Hip Mobility - to ensure I can catch him on my shoulders
Grip Strength - to hold him while liftin upward
Core Stability (planks, hollow body holds) - keeps my spine safe during the lifting
These exercises also help address one of the most common adult problems I encounter daily.
The ability to walk.
Walking performance begins to decline around age 50, with more pronounced deterioration after age 60. However, this represents a decline in walking speed, efficiency, and distance rather than a complete loss of ambulation.

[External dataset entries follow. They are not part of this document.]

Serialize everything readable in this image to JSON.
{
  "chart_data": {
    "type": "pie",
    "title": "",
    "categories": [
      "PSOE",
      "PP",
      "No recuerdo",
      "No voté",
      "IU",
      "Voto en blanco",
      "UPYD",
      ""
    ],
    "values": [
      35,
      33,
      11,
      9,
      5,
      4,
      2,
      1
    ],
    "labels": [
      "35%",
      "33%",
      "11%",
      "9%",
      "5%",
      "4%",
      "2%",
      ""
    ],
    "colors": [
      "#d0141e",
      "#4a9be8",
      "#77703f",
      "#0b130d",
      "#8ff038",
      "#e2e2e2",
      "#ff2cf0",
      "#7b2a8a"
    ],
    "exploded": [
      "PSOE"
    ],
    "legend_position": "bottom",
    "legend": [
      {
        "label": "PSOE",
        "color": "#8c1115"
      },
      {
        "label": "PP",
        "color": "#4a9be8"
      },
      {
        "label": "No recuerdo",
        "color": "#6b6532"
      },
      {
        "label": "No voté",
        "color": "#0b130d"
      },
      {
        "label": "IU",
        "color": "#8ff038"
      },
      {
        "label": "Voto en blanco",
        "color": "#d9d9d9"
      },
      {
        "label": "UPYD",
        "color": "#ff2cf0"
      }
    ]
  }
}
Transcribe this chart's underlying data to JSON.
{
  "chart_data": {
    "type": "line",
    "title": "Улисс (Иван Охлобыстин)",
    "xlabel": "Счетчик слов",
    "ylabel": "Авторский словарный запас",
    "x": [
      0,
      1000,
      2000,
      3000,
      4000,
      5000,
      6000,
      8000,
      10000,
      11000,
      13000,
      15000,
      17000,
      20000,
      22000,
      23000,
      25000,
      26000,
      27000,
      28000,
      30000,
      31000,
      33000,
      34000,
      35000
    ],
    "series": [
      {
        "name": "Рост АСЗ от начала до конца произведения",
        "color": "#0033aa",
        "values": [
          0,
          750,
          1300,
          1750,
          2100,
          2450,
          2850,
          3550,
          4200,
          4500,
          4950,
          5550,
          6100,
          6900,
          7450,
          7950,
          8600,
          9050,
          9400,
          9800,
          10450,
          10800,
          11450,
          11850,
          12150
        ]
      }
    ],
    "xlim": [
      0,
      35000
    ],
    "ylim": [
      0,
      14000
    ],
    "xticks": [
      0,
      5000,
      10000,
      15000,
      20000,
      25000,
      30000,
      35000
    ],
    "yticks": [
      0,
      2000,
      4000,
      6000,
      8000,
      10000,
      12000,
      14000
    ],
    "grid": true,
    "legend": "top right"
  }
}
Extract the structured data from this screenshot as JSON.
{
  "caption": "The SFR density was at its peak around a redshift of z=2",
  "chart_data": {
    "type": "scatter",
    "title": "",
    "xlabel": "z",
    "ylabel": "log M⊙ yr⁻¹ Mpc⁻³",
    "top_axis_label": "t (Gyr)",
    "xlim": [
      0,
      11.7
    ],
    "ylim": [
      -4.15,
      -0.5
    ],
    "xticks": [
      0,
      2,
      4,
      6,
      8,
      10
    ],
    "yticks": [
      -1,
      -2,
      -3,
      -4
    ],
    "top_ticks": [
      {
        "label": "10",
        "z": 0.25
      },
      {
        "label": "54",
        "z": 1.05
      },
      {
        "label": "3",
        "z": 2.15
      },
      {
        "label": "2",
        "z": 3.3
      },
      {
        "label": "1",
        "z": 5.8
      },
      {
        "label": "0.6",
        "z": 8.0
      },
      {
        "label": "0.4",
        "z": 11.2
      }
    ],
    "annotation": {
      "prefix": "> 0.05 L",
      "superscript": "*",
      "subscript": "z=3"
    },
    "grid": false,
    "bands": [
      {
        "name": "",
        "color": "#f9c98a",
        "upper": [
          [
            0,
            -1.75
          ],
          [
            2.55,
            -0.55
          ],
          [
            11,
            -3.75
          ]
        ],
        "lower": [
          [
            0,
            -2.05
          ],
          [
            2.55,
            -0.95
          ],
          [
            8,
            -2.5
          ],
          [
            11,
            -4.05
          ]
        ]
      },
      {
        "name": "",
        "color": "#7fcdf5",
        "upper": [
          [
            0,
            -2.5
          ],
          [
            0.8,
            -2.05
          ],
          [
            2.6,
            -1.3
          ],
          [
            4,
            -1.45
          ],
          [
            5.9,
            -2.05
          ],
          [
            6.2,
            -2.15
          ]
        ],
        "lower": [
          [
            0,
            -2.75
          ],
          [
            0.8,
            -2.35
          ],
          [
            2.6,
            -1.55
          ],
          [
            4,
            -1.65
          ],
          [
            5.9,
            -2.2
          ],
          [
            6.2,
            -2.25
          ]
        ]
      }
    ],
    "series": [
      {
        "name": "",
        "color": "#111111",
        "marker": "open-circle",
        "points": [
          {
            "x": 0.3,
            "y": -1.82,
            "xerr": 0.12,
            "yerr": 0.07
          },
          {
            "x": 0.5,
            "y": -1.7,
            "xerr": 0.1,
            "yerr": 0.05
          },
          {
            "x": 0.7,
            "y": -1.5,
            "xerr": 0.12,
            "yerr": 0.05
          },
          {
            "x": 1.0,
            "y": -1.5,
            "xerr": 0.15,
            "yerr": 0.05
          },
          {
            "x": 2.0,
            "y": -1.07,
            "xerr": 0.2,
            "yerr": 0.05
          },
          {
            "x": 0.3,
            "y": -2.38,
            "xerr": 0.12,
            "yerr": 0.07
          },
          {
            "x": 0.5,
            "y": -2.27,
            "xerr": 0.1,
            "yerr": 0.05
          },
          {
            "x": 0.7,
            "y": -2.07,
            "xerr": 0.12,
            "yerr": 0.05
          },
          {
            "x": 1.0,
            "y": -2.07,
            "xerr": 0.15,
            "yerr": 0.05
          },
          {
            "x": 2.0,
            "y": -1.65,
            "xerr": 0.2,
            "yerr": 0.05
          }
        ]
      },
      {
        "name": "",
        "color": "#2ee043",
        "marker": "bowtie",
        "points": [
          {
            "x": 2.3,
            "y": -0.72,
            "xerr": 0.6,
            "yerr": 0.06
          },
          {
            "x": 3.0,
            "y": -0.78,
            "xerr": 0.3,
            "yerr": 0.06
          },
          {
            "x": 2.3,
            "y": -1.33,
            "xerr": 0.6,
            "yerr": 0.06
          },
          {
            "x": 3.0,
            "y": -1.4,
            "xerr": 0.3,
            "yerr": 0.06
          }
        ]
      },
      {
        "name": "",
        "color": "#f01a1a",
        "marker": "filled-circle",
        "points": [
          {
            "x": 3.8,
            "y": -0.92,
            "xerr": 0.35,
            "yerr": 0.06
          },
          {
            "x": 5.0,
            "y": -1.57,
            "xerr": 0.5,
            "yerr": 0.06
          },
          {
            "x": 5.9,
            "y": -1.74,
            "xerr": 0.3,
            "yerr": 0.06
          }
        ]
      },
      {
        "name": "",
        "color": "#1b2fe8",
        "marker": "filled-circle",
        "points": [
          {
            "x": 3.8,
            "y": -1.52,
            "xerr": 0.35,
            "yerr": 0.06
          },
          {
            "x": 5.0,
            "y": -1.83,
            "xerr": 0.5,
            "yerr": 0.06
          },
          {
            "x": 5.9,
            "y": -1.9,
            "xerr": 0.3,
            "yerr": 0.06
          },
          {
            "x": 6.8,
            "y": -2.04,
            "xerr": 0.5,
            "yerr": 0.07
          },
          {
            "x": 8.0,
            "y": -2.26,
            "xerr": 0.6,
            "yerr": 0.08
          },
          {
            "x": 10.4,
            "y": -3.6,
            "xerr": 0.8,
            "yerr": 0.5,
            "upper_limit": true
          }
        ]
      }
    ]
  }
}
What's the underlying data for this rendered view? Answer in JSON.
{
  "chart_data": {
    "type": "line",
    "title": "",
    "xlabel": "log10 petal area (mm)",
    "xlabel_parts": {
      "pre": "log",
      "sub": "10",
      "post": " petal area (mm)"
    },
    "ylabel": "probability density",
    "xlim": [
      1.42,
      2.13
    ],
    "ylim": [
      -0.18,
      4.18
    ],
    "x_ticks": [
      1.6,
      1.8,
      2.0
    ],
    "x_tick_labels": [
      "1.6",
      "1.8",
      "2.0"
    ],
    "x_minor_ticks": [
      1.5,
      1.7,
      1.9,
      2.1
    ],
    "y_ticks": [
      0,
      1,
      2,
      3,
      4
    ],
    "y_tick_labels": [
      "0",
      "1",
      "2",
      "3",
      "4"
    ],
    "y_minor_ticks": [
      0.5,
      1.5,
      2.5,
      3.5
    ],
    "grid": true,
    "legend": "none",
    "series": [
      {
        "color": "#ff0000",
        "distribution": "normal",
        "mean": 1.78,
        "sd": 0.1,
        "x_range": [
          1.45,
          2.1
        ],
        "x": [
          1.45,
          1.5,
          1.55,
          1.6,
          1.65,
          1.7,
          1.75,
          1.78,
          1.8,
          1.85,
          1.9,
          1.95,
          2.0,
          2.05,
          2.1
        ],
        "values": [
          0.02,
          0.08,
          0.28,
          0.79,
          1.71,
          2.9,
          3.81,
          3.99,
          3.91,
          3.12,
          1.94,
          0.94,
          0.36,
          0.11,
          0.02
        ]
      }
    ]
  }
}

Approximately 35% of adults aged 70 and older, and the majority of those over 85, experience mobility limitations, but these typically manifest as difficulty walking long distances or needing assistance rather than a complete inability to walk.
The most effective exercises for stability and walking include balance training, functional exercises, and progressive resistance training performed at least 3 times weekly for a minimum of 12 weeks. Programs combining leg strengthening with progressively challenging balance activities reduce falls by 23% and improve gait speed and functional mobility.
Importantly, walking alone is not effective for improving stability and may actually increase fall risk in those with significant balance impairments. Programs should be individualized, progressively intensified, and continued over the long term for sustained benefits.
Testing Your Ability to Walk
There are 2 main tests to determine if you need Balance and Gait training through physical therapy.
The Timed Up and Go Test (TUG)
You need
- A chair
- A stopwatch
- Some Tape
How to Perform the Test
- Measure out 10 feet from the chair and mark it with tape.
- Start seated
- Start the timer, and then get up and walk to 10 feet, then turn around and sit back down.
- Stop the timer ONLY AFTER you are fully seated
TEST INTERPRETATION
10-12 seconds or less - normal
13.5+ seconds - increased risk of falling
20-30 seconds - slower mobility, may need assistance
30+ seconds - significant mobility limitations
The Single Leg Stance Test
What you need
- A Chair or counter nearby
- A Timer
How to perform the Test
- Stand near a counter or chair for safety, but do not lean against it
- Place your hands on your waist
- Lift one foot about an inch off the ground
- Start the Timer
- Hold the stance; you can move your arms if needed
- Record the time and repeat with the other leg
- Try it 2-3 more times with each leg and record your best time
TEST INTERPRETATION
< 5 seconds - below typical, may indicate higher fall risk
10 + seconds - generally associated with better balance and less fall risk
20-30 seconds - above average balance for many older adults
If you are slower than the typical times, that doesn't mean you are doomed; it just means you know where you are today and where the target lies.
Walking Alone Doesn't Cut It
I cannot stress enough that walking alone does not work. You need resistance training. If you can only do 3 leg exercises a week, I would do
- Squat or Leg Press: 3 hard sets at 4-6 Reps
- Lunges : 3 hard sets at 6-8 reps
- Elevated Calf Raises : 3 hard sets at 6-8 reps
*Rest 1:30 between each set, and this will ONLY TAKE YOU 20 MINUTES.
You should also do an upper-body push-and-pull set on separate days of the week.
Be sure to talk with your doctor if you have any difficulty walking.
If you have an elderly parent or grandparent this would be an excellent article for them to read.